Jim Almond’s expertise in growing difficult Iris is well known and his Iris aitchisonii from Pakistan/Afghanistan is one of those junos that produces more than one flower per stem. The plant in question was grown from his own seed, sown in October 2010 and kept outside. A compost of 50/50 John Innes No. 2 and sharp horticultural grit is used, the plants grown in plastic pots and watered from September to May or up until the foliage yellows, then only slightly moist in summer. The clump in question was last repotted in 2016.

Bob and Rannveig Wallis’s Orchis pauciflora caused quite a stir, receiving the East Devon Trophy for the best plant in a 19cm pan and the Graham Lovell Salver for best pan of Orchidaceae. This southern European orchid was well flowered and in prime condition. The pot is plunged in sand and filled with a low-nutrient compost of 50/50 leaf-mould and grit with a sprinkling of Dolomitic limestone. ‘Do not fertilise’, they stressed, water from September through to May and consider using soil-warming cables to prevent freezing.

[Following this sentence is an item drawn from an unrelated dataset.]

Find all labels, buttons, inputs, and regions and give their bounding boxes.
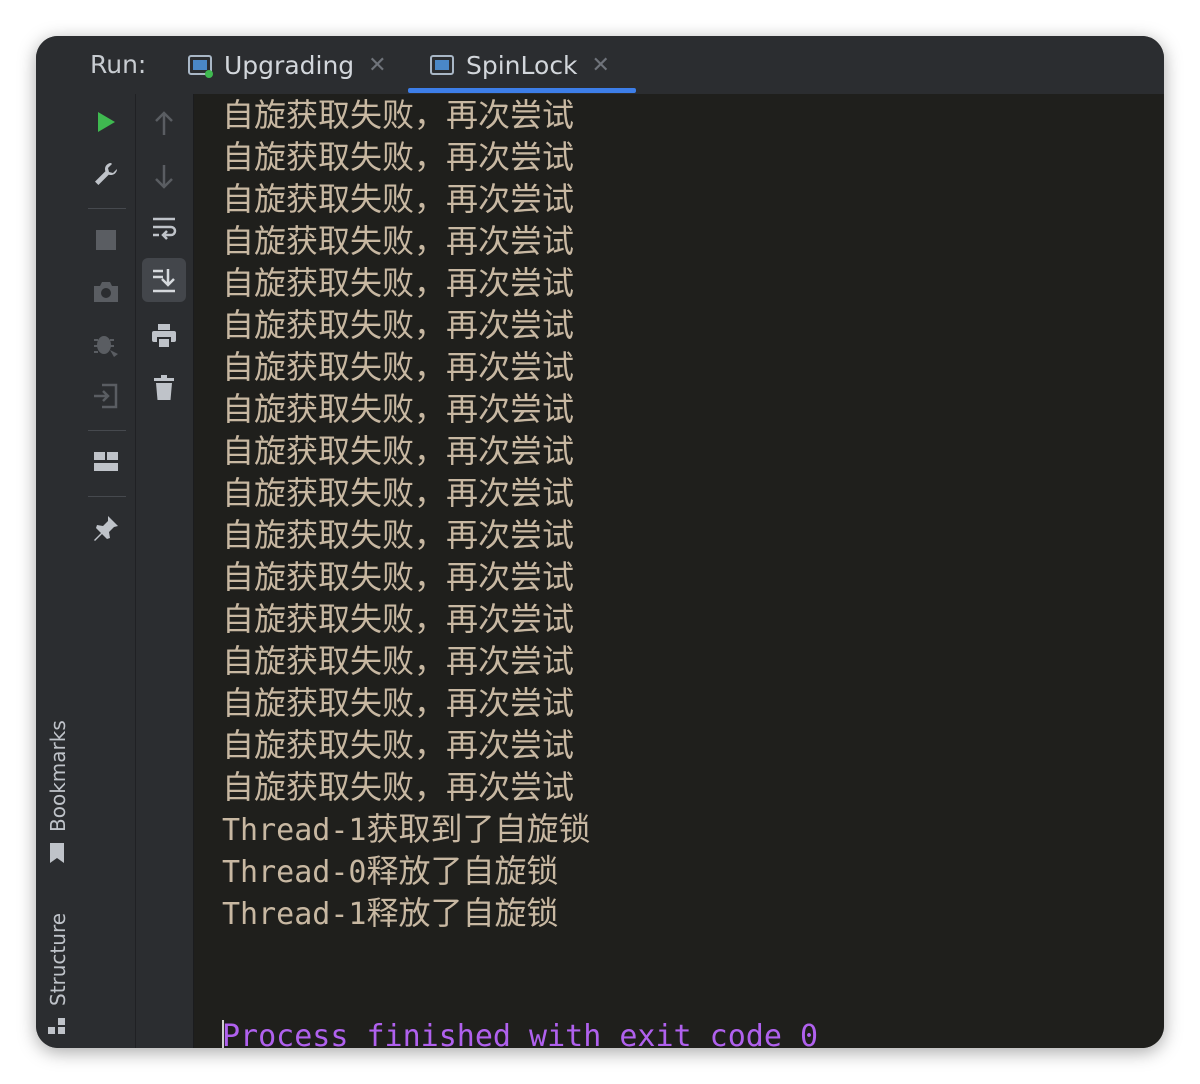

Narcissus triandrus x bulbocodium, an unnamed hybrid raised by Jim and Jenny Archibald, has taken 10 years to form a clump from a single bulb found in the sand plunge. Many such hybrids are tricky to grow, slow to increase and prone to fungal disease. Adding bark chips to the compost is reputed to bestow anti-fungal properties. Repot at least every two years, in July, and feed with a high potash fertiliser to promote flowering. Start into growth in late September, keep moist through the winter and increase watering when in growth. The most important thing is to keep the bulbs cool and dry in summer to discourage basal rot. Another of their exhibits, the South American Tristagma bivalve, had been raised from their own seed, sown in October 2010 and grown in equal parts of John Innes No. 2 and grit.

So many exciting and interesting plants were on display that I almost forgot to take advantage of the weather and revel in the delights of the Rosemoor garden. An added bonus when visiting the South West Show! Put the date for next year in your diary now – I can promise you a first class show, excellent plant sales and a tremendous spring garden.